Boquejavam pela cidade que a Romana Mência tinha uma bota de potro inteiriça, que fora de seu defunto marido, cheia de meias doblas e patacos em prata; a qual, segundo os noveleiros, estava enterrada por baixo do oratório da casa.

Se fora essa bota o talismã que prendera o Sebastião aos encantos da Miquelina, não reza a crônica; mas que era ela o condão com que a velha amansava o turrão do genro, e lhe abaixava a grimpa no meio de seus frenesis, nisso maldavam os murmuradores, quando ao cair da tarde, na Ribeira do Peixe, tomando a fresca e assistindo à chegada das canoas dos pescadores tasquinhavam na vida alheia.

Verdade ou não, o caso é que o tabelião já a meio da porta, parou atado, e esteve um instante a considerar no meio de tirar-se da embrechada. A Romana, que esperava pela volta, disfarçou.

— Enfim não havemos de brigar por causa disto, disse afinal o Sebastião virando-se.

— É como queira; eu cá danço segundo me tocam, replicou a velha.

— Vou pensar sobre o caso, e depois falaremos.

— Está bem aviado! Ainda vai pensar? Pois eu cá não sou de sanxa e marranxa; já pensei e repensei. Basta que trouxe o rapaz comigo, para duma feita deixá-lo no cartório. E por sinal que há de estar bem cansado de esperar, o coitado, feito pé de muro, aí defronte da casa.

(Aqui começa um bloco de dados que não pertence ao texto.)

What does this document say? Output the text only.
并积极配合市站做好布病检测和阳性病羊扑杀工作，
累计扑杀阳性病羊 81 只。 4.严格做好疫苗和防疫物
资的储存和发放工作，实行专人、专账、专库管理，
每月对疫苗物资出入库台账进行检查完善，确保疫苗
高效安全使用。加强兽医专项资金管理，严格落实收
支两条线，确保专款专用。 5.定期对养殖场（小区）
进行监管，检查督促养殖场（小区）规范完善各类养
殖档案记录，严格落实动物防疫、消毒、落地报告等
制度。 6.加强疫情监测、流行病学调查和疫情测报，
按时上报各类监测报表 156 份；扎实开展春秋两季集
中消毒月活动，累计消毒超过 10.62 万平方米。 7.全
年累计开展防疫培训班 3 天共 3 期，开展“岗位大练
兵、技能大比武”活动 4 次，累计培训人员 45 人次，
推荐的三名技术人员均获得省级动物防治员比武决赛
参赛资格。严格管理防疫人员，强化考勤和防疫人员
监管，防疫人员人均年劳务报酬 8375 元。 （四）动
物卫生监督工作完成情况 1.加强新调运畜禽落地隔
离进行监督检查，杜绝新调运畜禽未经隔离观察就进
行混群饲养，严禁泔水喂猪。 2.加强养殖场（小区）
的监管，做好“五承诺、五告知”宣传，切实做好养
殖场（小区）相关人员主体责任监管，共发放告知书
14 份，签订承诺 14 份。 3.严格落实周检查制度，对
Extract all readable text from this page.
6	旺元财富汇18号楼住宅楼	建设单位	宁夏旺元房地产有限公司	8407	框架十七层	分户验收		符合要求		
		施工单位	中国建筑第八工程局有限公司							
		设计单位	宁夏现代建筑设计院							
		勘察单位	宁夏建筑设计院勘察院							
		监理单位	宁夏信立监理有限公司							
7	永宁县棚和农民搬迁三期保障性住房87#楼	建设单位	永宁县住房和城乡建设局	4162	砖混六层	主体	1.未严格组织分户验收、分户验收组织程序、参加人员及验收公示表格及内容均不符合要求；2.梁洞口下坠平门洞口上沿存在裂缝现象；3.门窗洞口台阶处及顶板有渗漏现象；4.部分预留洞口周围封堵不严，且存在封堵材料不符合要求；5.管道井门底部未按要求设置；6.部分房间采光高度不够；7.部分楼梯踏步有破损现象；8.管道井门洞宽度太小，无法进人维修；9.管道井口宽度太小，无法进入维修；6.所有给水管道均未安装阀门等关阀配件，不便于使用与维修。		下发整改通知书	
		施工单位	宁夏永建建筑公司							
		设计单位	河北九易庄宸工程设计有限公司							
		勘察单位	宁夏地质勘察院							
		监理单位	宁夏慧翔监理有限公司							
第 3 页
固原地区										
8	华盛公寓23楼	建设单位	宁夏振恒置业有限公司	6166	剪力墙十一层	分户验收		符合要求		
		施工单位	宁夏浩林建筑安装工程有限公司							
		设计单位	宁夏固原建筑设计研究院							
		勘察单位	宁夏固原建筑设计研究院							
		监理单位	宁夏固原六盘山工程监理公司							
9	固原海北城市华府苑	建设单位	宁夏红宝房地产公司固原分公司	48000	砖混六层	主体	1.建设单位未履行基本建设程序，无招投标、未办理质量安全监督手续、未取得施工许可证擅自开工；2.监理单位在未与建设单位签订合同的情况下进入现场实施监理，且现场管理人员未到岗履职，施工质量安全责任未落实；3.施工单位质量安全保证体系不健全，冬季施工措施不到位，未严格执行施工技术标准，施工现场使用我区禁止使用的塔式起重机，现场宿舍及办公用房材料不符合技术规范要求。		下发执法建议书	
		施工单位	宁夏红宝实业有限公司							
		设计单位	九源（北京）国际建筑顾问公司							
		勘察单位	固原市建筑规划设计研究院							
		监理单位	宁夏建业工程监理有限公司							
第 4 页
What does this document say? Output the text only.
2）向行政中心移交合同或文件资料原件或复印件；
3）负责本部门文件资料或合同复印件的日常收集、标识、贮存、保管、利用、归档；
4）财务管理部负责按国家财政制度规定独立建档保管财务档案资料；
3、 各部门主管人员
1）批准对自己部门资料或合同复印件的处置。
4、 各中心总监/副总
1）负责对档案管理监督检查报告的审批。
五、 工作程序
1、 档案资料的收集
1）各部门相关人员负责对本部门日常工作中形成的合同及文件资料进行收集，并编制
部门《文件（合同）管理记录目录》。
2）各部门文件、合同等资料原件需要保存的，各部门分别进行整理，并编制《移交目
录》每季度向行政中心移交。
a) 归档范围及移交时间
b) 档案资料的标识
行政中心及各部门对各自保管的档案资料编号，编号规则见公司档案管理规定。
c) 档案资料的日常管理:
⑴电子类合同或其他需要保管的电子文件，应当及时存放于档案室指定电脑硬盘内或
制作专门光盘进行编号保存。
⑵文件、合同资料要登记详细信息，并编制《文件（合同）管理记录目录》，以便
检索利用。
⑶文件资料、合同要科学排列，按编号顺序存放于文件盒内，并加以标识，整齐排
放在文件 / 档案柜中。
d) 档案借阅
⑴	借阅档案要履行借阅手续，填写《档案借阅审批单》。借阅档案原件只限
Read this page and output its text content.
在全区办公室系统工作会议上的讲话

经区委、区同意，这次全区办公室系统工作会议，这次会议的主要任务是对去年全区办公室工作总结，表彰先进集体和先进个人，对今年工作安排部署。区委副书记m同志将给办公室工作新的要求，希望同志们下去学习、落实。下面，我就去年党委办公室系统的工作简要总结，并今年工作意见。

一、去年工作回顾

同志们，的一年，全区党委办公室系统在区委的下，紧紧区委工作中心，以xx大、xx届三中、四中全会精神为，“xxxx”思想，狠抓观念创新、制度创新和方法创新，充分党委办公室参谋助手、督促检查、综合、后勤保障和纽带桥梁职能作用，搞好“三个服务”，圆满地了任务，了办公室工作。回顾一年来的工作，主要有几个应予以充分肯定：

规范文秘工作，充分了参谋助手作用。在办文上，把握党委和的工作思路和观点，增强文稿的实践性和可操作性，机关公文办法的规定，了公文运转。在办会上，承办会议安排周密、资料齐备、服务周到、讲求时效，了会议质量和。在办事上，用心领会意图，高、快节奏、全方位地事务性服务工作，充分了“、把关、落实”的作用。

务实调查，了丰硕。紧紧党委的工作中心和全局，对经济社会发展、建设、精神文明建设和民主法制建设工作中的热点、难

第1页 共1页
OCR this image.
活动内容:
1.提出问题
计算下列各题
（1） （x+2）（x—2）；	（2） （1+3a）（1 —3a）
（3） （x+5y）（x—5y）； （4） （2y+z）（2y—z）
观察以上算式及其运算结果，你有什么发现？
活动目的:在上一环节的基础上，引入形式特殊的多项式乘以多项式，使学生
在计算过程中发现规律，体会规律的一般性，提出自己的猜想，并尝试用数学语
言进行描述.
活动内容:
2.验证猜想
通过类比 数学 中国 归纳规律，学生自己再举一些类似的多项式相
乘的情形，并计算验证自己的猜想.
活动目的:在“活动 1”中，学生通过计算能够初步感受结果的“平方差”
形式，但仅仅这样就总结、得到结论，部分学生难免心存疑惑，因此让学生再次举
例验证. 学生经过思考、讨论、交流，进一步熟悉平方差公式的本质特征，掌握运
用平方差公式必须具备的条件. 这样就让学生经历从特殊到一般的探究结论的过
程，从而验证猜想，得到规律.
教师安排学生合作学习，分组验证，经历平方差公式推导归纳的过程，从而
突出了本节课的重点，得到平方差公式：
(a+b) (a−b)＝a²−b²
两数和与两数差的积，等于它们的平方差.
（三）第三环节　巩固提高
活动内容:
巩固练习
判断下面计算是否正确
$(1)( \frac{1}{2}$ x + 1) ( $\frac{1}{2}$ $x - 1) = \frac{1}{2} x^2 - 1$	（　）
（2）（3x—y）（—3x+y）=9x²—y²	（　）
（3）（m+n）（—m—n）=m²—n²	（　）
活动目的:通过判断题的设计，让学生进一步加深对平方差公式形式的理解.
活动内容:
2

— Então a senhora já contava com a cousa?... perguntou o Sebastião sentindo revoltar-se a sua dignidade de homem e de tabelião.

— Pois eu podia capacitar-me de que o senhor rejeitasse um tão bom achado?... Olhe, que o rapaz escreve que é mesmo um debuxo.

O tabelião sacudiu os ombros desdenhosamente.

— Mande-mo cá, senhora, que eu lhe tirarei os pontos.

Sumiu-se o Sebastião pelo corredor, em demanda do cartório, onde em pouco foi achá-lo a Sra. Romana, que levava o nosso Ivo à sirga, tirado pela aba do gibão.